As a screenwriter, he has worked for Steven Spielberg, Kathy Kennedy, Frank Marshall, Walter and Laurie Parkes, Ron Howard, Brian Grazer, Richard Donner, Lauren Schuler Donner, Lynda Obst, Madonna, Joe Dante, Michael Finnell, Jan de Bont, Lucas Foster, John Goldwyn, Sherry Lansing, David Mickey Evans, and Richard Benjamin, among many others.

Prior to screenwriting, he worked as a development executive and Story Editor at HBO, contributing to the films And the Band Played On, The Josephine Baker Story, Heist, Somebody Has to Shoot the Picture, The Image, Framed, The James Brady Story, and others — and developing projects with Robert Bolt (Lawrence of Arabia), Julius Epstein (Casablanca), David Newman (Bonnie and Clyde, Superman), Alan Sharp (Night Moves), Frank Pierson (Cool Hand Luke, Dog Day Afternoon) and Christopher Reeve. After graduating from UCLA film school (B.A., Motion Picture and Television Production, with honors), he worked as a story analyst for Universal, Tri-Star, Disney, The David Geffen Company, Columbia Pictures, Amblin’, Imagine Entertainment, The Samuel Goldwyn Company, Dawn Steel Productions, Cher, Dino de Laurentiis, and United Artists, and as a transcriptionist and copyeditor for performer/monologist/novelist Spalding Gray.

In 2017, he earned an MFA in Creative Writing and Writing for the Performing Arts from UC Riverside.
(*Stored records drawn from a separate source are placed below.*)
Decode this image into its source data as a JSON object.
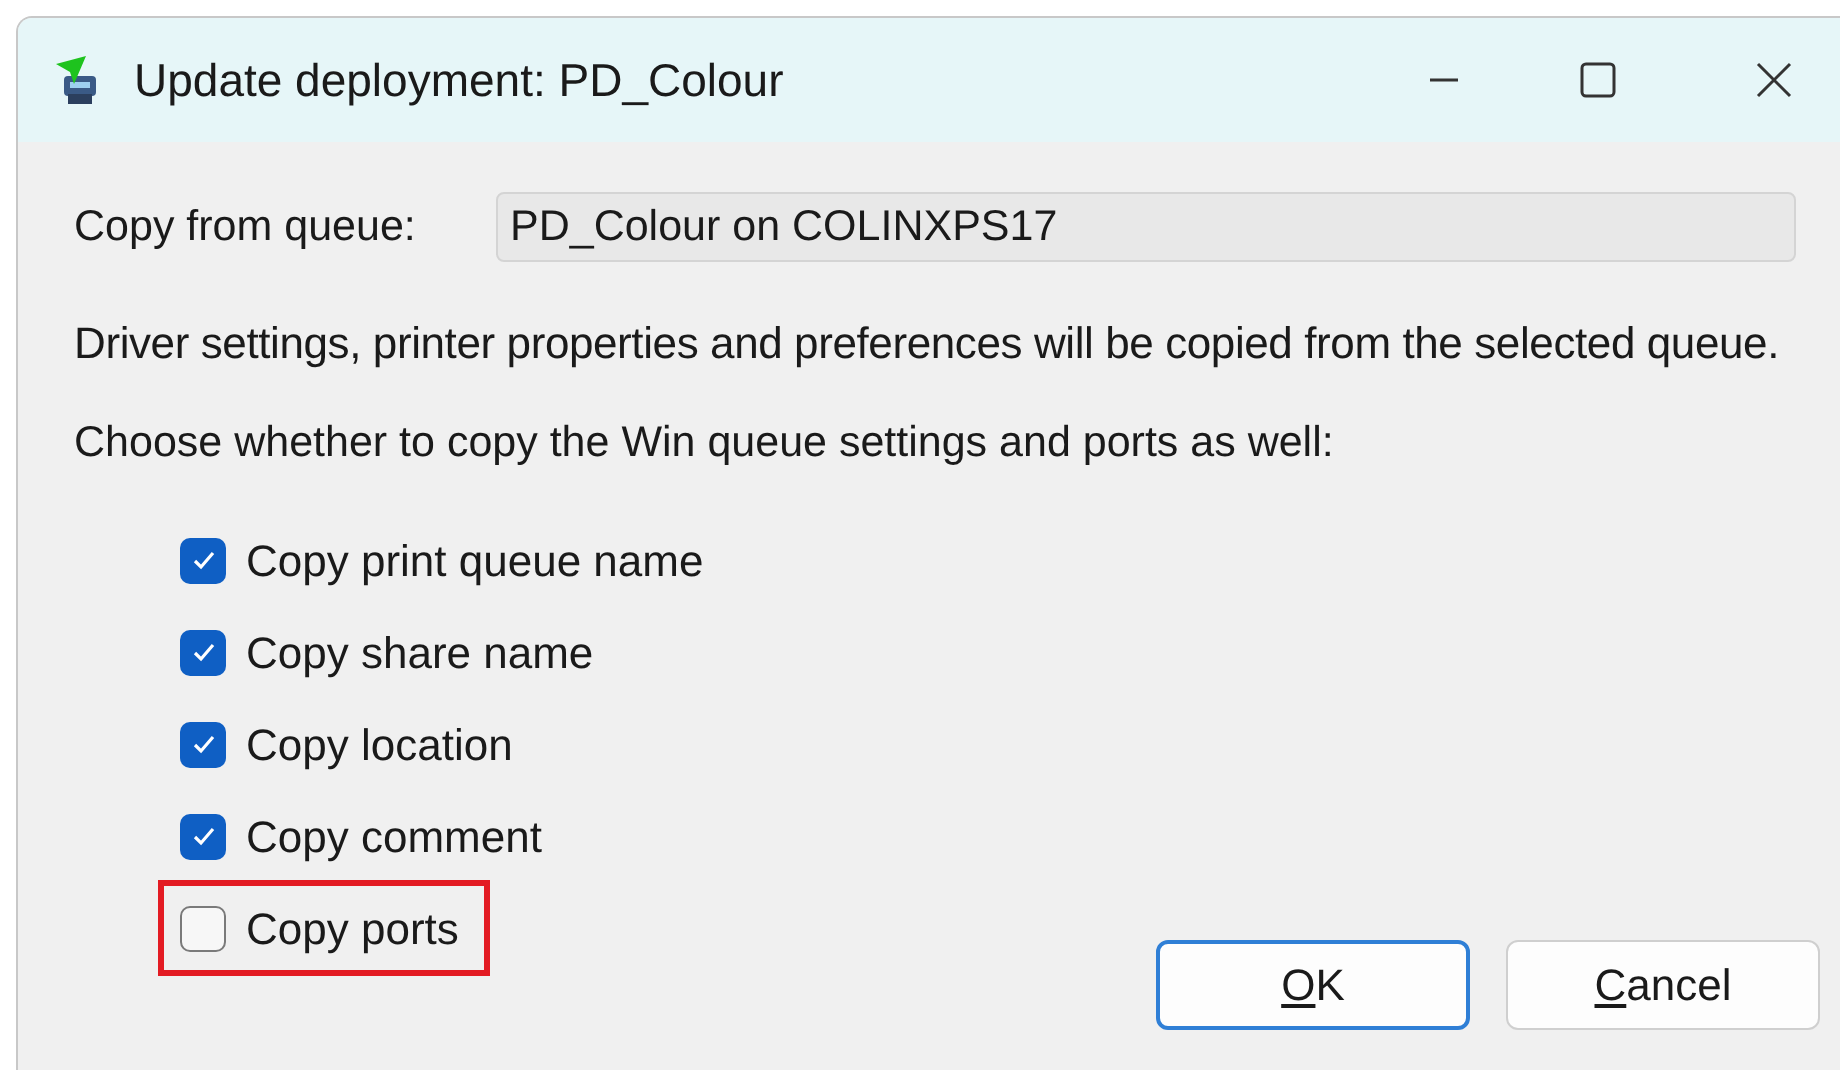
{
  "window": {
    "title": "Update deployment: PD_Colour"
  },
  "copy_from": {
    "label": "Copy from queue:",
    "value": "PD_Colour on COLINXPS17"
  },
  "description": "Driver settings, printer properties and preferences will be copied from the selected queue.",
  "prompt": "Choose whether to copy the Win queue settings and ports as well:",
  "options": [
    {
      "label": "Copy print queue name",
      "checked": true,
      "highlighted": false
    },
    {
      "label": "Copy share name",
      "checked": true,
      "highlighted": false
    },
    {
      "label": "Copy location",
      "checked": true,
      "highlighted": false
    },
    {
      "label": "Copy comment",
      "checked": true,
      "highlighted": false
    },
    {
      "label": "Copy ports",
      "checked": false,
      "highlighted": true
    }
  ],
  "buttons": [
    {
      "label": "OK",
      "default": true,
      "access_key_underlined": true
    },
    {
      "label": "Cancel",
      "default": false,
      "access_key_underlined": true
    }
  ]
}
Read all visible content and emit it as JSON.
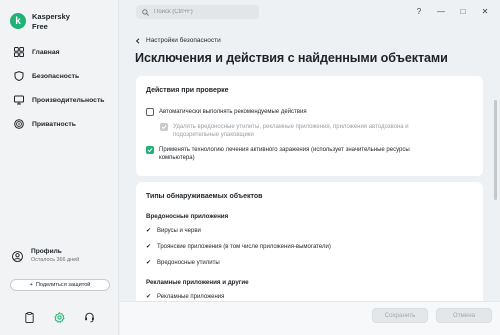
{
  "app": {
    "brand_line1": "Kaspersky",
    "brand_line2": "Free",
    "accent": "#1fb176"
  },
  "sidebar": {
    "items": [
      {
        "label": "Главная",
        "icon": "grid-icon"
      },
      {
        "label": "Безопасность",
        "icon": "shield-icon"
      },
      {
        "label": "Производительность",
        "icon": "monitor-icon"
      },
      {
        "label": "Приватность",
        "icon": "fingerprint-icon"
      }
    ],
    "profile_name": "Профиль",
    "profile_sub": "Осталось 366 дней",
    "share_label": "Поделиться защитой",
    "bottom_icons": [
      "clipboard-icon",
      "settings-icon",
      "support-headset-icon"
    ]
  },
  "topbar": {
    "search_placeholder": "Поиск (Ctrl+F)",
    "help": "?",
    "minimize": "—",
    "maximize": "□",
    "close": "✕"
  },
  "page": {
    "breadcrumb": "Настройки безопасности",
    "title": "Исключения и действия с найденными объектами"
  },
  "card1": {
    "heading": "Действия при проверке",
    "opt1": "Автоматически выполнять рекомендуемые действия",
    "opt1_checked": false,
    "opt2_line1": "Удалять вредоносные утилиты, рекламные приложения, приложения автодозвона и",
    "opt2_line2": "подозрительные упаковщики",
    "opt2_checked": true,
    "opt2_disabled": true,
    "opt3_line1": "Применять технологию лечения активного заражения (использует значительные ресурсы",
    "opt3_line2": "компьютера)",
    "opt3_checked": true
  },
  "card2": {
    "heading": "Типы обнаруживаемых объектов",
    "group1": "Вредоносные приложения",
    "group1_items": [
      "Вирусы и черви",
      "Троянские приложения (в том числе приложения-вымогатели)",
      "Вредоносные утилиты"
    ],
    "group2": "Рекламные приложения и другие",
    "group2_items": [
      "Рекламные приложения"
    ]
  },
  "footer": {
    "save": "Сохранить",
    "cancel": "Отмена"
  }
}
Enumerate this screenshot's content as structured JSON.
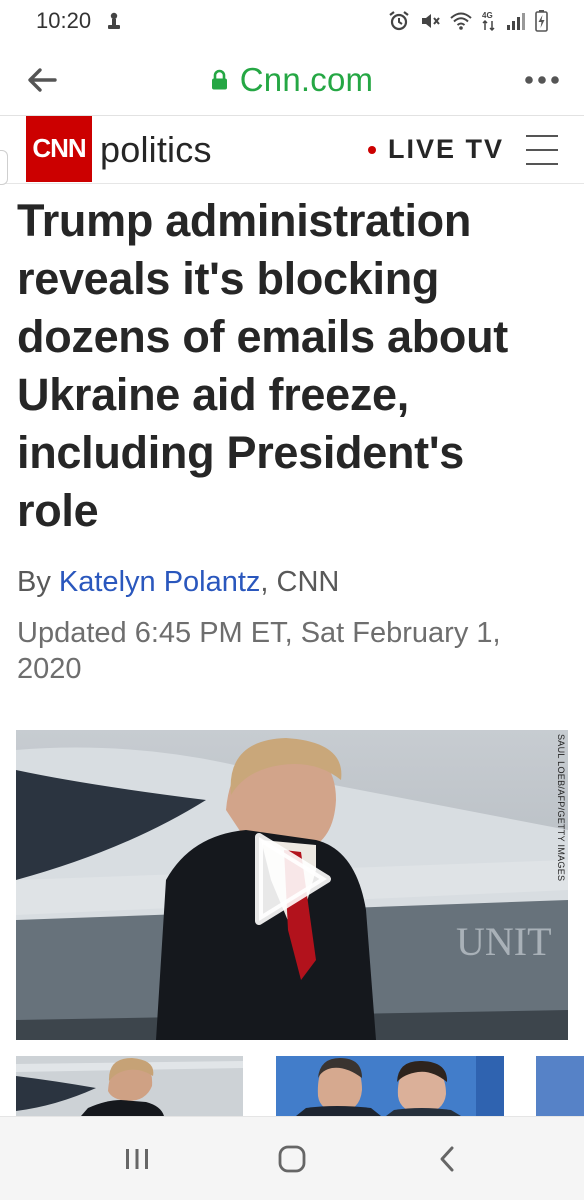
{
  "status_bar": {
    "time": "10:20",
    "icons": [
      "notification-person-icon",
      "alarm-icon",
      "mute-icon",
      "wifi-icon",
      "data-4g-icon",
      "signal-icon",
      "battery-charging-icon"
    ]
  },
  "browser": {
    "url": "Cnn.com",
    "secure": true,
    "accent_color": "#25a744"
  },
  "site_header": {
    "logo_text": "CNN",
    "section": "politics",
    "live_tv_label": "LIVE TV",
    "brand_color": "#cc0000"
  },
  "article": {
    "headline": "Trump administration reveals it's blocking dozens of emails about Ukraine aid freeze, including President's role",
    "byline_prefix": "By ",
    "author": "Katelyn Polantz",
    "byline_suffix": ", CNN",
    "updated": "Updated 6:45 PM ET, Sat February 1, 2020",
    "author_color": "#2a57bd"
  },
  "video": {
    "photo_credit": "SAUL LOEB/AFP/GETTY IMAGES",
    "play_icon": "play-icon"
  },
  "thumbnails": [
    {
      "name": "thumbnail-1"
    },
    {
      "name": "thumbnail-2"
    },
    {
      "name": "thumbnail-3"
    }
  ],
  "nav_bar": {
    "buttons": [
      "recent-apps-icon",
      "home-icon",
      "back-icon"
    ]
  }
}
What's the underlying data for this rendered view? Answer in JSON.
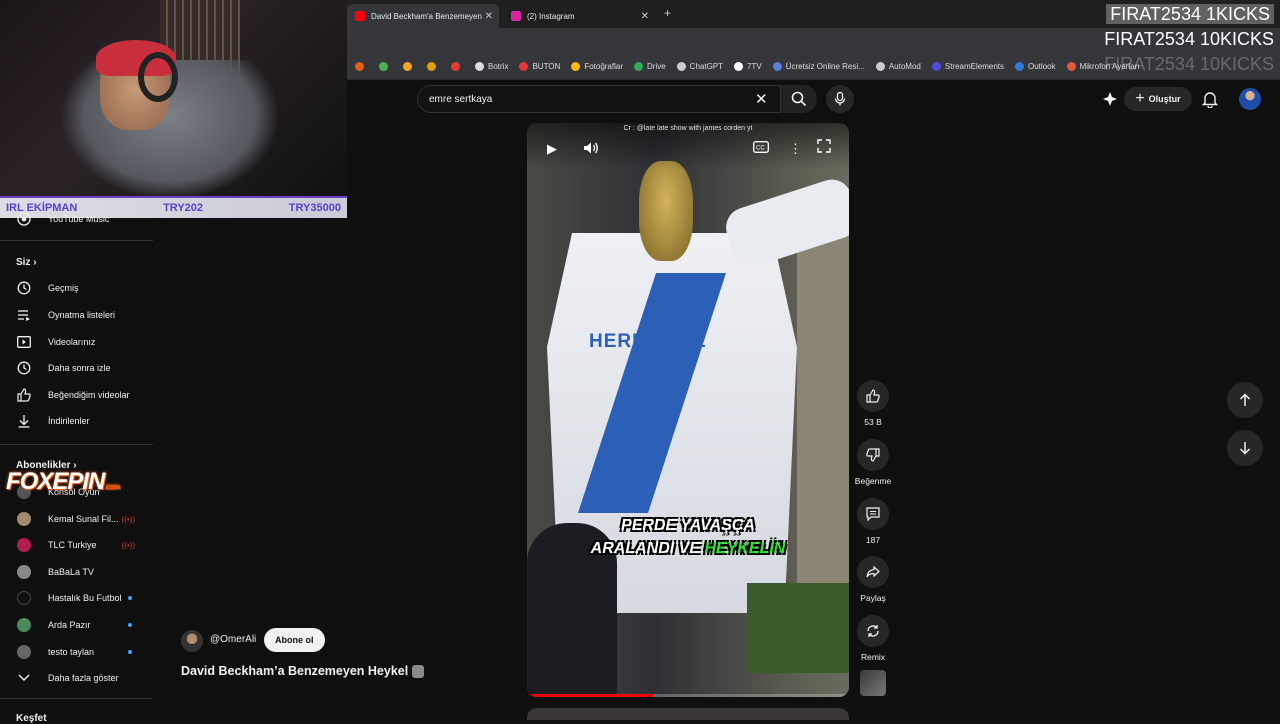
{
  "browser": {
    "tabs": [
      {
        "title": "David Beckham'a Benzemeyen",
        "favicon_color": "#ff0000"
      },
      {
        "title": "(2) Instagram",
        "favicon_color": "#d6249f"
      }
    ],
    "new_tab_label": "+",
    "bookmarks": [
      {
        "label": "Botrix",
        "color": "#dddddd"
      },
      {
        "label": "BUTON",
        "color": "#e53935"
      },
      {
        "label": "Fotoğraflar",
        "color": "#fbbc04"
      },
      {
        "label": "Drive",
        "color": "#34a853"
      },
      {
        "label": "ChatGPT",
        "color": "#cccccc"
      },
      {
        "label": "7TV",
        "color": "#ffffff"
      },
      {
        "label": "Ücretsiz Online Resi...",
        "color": "#5b7bd5"
      },
      {
        "label": "AutoMod",
        "color": "#cccccc"
      },
      {
        "label": "StreamElements",
        "color": "#4b4bd6"
      },
      {
        "label": "Outlook",
        "color": "#2f7bd6"
      },
      {
        "label": "Mikrofon Ayarları",
        "color": "#e2583e"
      }
    ]
  },
  "overlay": {
    "kick_lines": [
      "FIRAT2534  1KICKS",
      "FIRAT2534  10KICKS",
      "FIRAT2534  10KICKS"
    ],
    "irl_bar": {
      "label": "IRL EKİPMAN",
      "price1": "TRY202",
      "price2": "TRY35000"
    },
    "sponsor": {
      "name": "FOXEPIN",
      "suffix": ".com"
    }
  },
  "header": {
    "search_value": "emre sertkaya",
    "create_label": "Oluştur"
  },
  "sidebar": {
    "top_item": "YouTube Music",
    "you_heading": "Siz",
    "you_items": [
      {
        "label": "Geçmiş",
        "icon": "history-icon"
      },
      {
        "label": "Oynatma listeleri",
        "icon": "playlist-icon"
      },
      {
        "label": "Videolarınız",
        "icon": "your-videos-icon"
      },
      {
        "label": "Daha sonra izle",
        "icon": "watch-later-icon"
      },
      {
        "label": "Beğendiğim videolar",
        "icon": "liked-icon"
      },
      {
        "label": "İndirilenler",
        "icon": "download-icon"
      }
    ],
    "subs_heading": "Abonelikler",
    "subscriptions": [
      {
        "label": "Konsol Oyun",
        "color": "#555555",
        "status": "none"
      },
      {
        "label": "Kemal Sunal Fil...",
        "color": "#a08a6a",
        "status": "live"
      },
      {
        "label": "TLC Turkiye",
        "color": "#b01e4e",
        "status": "live"
      },
      {
        "label": "BaBaLa TV",
        "color": "#888888",
        "status": "none"
      },
      {
        "label": "Hastalık Bu Futbol",
        "color": "#111111",
        "status": "dot"
      },
      {
        "label": "Arda Pazır",
        "color": "#4a8a5a",
        "status": "dot"
      },
      {
        "label": "testo taylan",
        "color": "#666666",
        "status": "dot"
      }
    ],
    "show_more": "Daha fazla göster",
    "bottom_heading": "Keşfet"
  },
  "video": {
    "credit": "Cr : @late late show with james corden yt",
    "subtitle_line1": "PERDE YAVAŞÇA",
    "subtitle_line2_a": "ARALANDI VE ",
    "subtitle_line2_b": "HEYKELİN",
    "jersey_text": "HERBALIFE",
    "progress_fraction": 0.39
  },
  "actions": {
    "likes": "53 B",
    "dislike_label": "Beğenme",
    "comments": "187",
    "share_label": "Paylaş",
    "remix_label": "Remix"
  },
  "channel": {
    "handle": "@OmerAli",
    "subscribe_label": "Abone ol",
    "title": "David Beckham’a Benzemeyen Heykel"
  }
}
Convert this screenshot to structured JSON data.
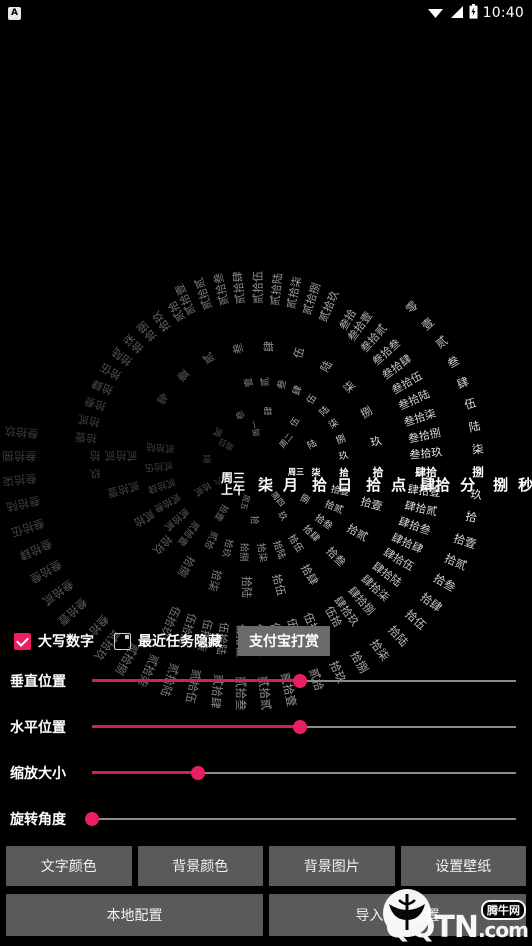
{
  "statusbar": {
    "app_icon": "app-badge-icon",
    "badge_letter": "A",
    "wifi_icon": "wifi-icon",
    "signal_icon": "cellular-signal-icon",
    "battery_icon": "battery-charging-icon",
    "clock": "10:40"
  },
  "clock": {
    "center_week": "周三",
    "center_ampm": "上午",
    "center_tokens": [
      "柒",
      "月",
      "拾",
      "日",
      "拾",
      "点",
      "肆拾",
      "分",
      "捌",
      "秒"
    ],
    "month_value": "柒",
    "day_value": "拾",
    "hour_value": "拾",
    "minute_value": "肆拾",
    "second_value": "捌",
    "text_color": "#ffffff",
    "rings": {
      "seconds_ring": {
        "selected": "捌",
        "labels": [
          "零",
          "壹",
          "贰",
          "叁",
          "肆",
          "伍",
          "陆",
          "柒",
          "捌",
          "玖",
          "拾",
          "拾壹",
          "拾贰",
          "拾叁",
          "拾肆",
          "拾伍",
          "拾陆",
          "拾柒",
          "拾捌",
          "拾玖",
          "贰拾",
          "贰拾壹",
          "贰拾贰",
          "贰拾叁",
          "贰拾肆",
          "贰拾伍",
          "贰拾陆",
          "贰拾柒",
          "贰拾捌",
          "贰拾玖",
          "叁拾",
          "叁拾壹",
          "叁拾贰",
          "叁拾叁",
          "叁拾肆",
          "叁拾伍",
          "叁拾陆",
          "叁拾柒",
          "叁拾捌",
          "叁拾玖",
          "肆拾",
          "肆拾壹",
          "肆拾贰",
          "肆拾叁",
          "肆拾肆",
          "肆拾伍",
          "肆拾陆",
          "肆拾柒",
          "肆拾捌",
          "肆拾玖",
          "伍拾",
          "伍拾壹",
          "伍拾贰",
          "伍拾叁",
          "伍拾肆",
          "伍拾伍",
          "伍拾陆",
          "伍拾柒",
          "伍拾捌",
          "伍拾玖"
        ]
      },
      "minutes_ring": {
        "selected": "肆拾",
        "labels": [
          "零",
          "壹",
          "贰",
          "叁",
          "肆",
          "伍",
          "陆",
          "柒",
          "捌",
          "玖",
          "拾",
          "拾壹",
          "拾贰",
          "拾叁",
          "拾肆",
          "拾伍",
          "拾陆",
          "拾柒",
          "拾捌",
          "拾玖",
          "贰拾",
          "贰拾壹",
          "贰拾贰",
          "贰拾叁",
          "贰拾肆",
          "贰拾伍",
          "贰拾陆",
          "贰拾柒",
          "贰拾捌",
          "贰拾玖",
          "叁拾",
          "叁拾壹",
          "叁拾贰",
          "叁拾叁",
          "叁拾肆",
          "叁拾伍",
          "叁拾陆",
          "叁拾柒",
          "叁拾捌",
          "叁拾玖",
          "肆拾",
          "肆拾壹",
          "肆拾贰",
          "肆拾叁",
          "肆拾肆",
          "肆拾伍",
          "肆拾陆",
          "肆拾柒",
          "肆拾捌",
          "肆拾玖",
          "伍拾",
          "伍拾壹",
          "伍拾贰",
          "伍拾叁",
          "伍拾肆",
          "伍拾伍",
          "伍拾陆",
          "伍拾柒",
          "伍拾捌",
          "伍拾玖"
        ]
      },
      "hours_ring": {
        "selected": "拾",
        "labels": [
          "零",
          "壹",
          "贰",
          "叁",
          "肆",
          "伍",
          "陆",
          "柒",
          "捌",
          "玖",
          "拾",
          "拾壹",
          "拾贰",
          "拾叁",
          "拾肆",
          "拾伍",
          "拾陆",
          "拾柒",
          "拾捌",
          "拾玖",
          "贰拾",
          "贰拾壹",
          "贰拾贰",
          "贰拾叁"
        ]
      },
      "days_ring": {
        "selected": "拾",
        "labels": [
          "壹",
          "贰",
          "叁",
          "肆",
          "伍",
          "陆",
          "柒",
          "捌",
          "玖",
          "拾",
          "拾壹",
          "拾贰",
          "拾叁",
          "拾肆",
          "拾伍",
          "拾陆",
          "拾柒",
          "拾捌",
          "拾玖",
          "贰拾",
          "贰拾壹",
          "贰拾贰",
          "贰拾叁",
          "贰拾肆",
          "贰拾伍",
          "贰拾陆",
          "贰拾柒",
          "贰拾捌",
          "贰拾玖",
          "叁拾",
          "叁拾壹"
        ]
      },
      "months_ring": {
        "selected": "柒",
        "labels": [
          "壹",
          "贰",
          "叁",
          "肆",
          "伍",
          "陆",
          "柒",
          "捌",
          "玖",
          "拾",
          "拾壹",
          "拾贰"
        ]
      },
      "week_ring": {
        "selected": "周三",
        "labels": [
          "周日",
          "周一",
          "周二",
          "周三",
          "周四",
          "周五",
          "周六"
        ]
      },
      "ampm_ring": {
        "selected": "上午",
        "labels": [
          "上午",
          "下午"
        ]
      }
    }
  },
  "options": {
    "uppercase_numbers": {
      "label": "大写数字",
      "checked": true
    },
    "hide_recent_tasks": {
      "label": "最近任务隐藏",
      "checked": false
    },
    "donate_button": "支付宝打赏"
  },
  "sliders": [
    {
      "label": "垂直位置",
      "value": 49,
      "name": "vertical-position"
    },
    {
      "label": "水平位置",
      "value": 49,
      "name": "horizontal-position"
    },
    {
      "label": "缩放大小",
      "value": 25,
      "name": "scale-size"
    },
    {
      "label": "旋转角度",
      "value": 0,
      "name": "rotation-angle"
    }
  ],
  "buttons_row1": [
    "文字颜色",
    "背景颜色",
    "背景图片",
    "设置壁纸"
  ],
  "buttons_row2": [
    "本地配置",
    "导入网络配置"
  ],
  "watermark": {
    "site": "QQTN",
    "suffix": ".com",
    "badge": "腾牛网"
  },
  "colors": {
    "accent": "#e91e63",
    "accent_fill": "#d81b60",
    "background": "#000000",
    "button_gray": "#5a5a5a",
    "donate_gray": "#6b6b6b",
    "text": "#ffffff",
    "track": "#8a8a8a"
  }
}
His short story “Figure and Ground” won the 2018 R. N. Kinder Prize for Realistic Fiction and was published in Pleiades Magazine. In 2019, he won the Los Angeles Review Literary Award for Flash Fiction for his story “Eric Clapton’s Girlfriend,” which will be published in LAR’s “best-of” annual later this year.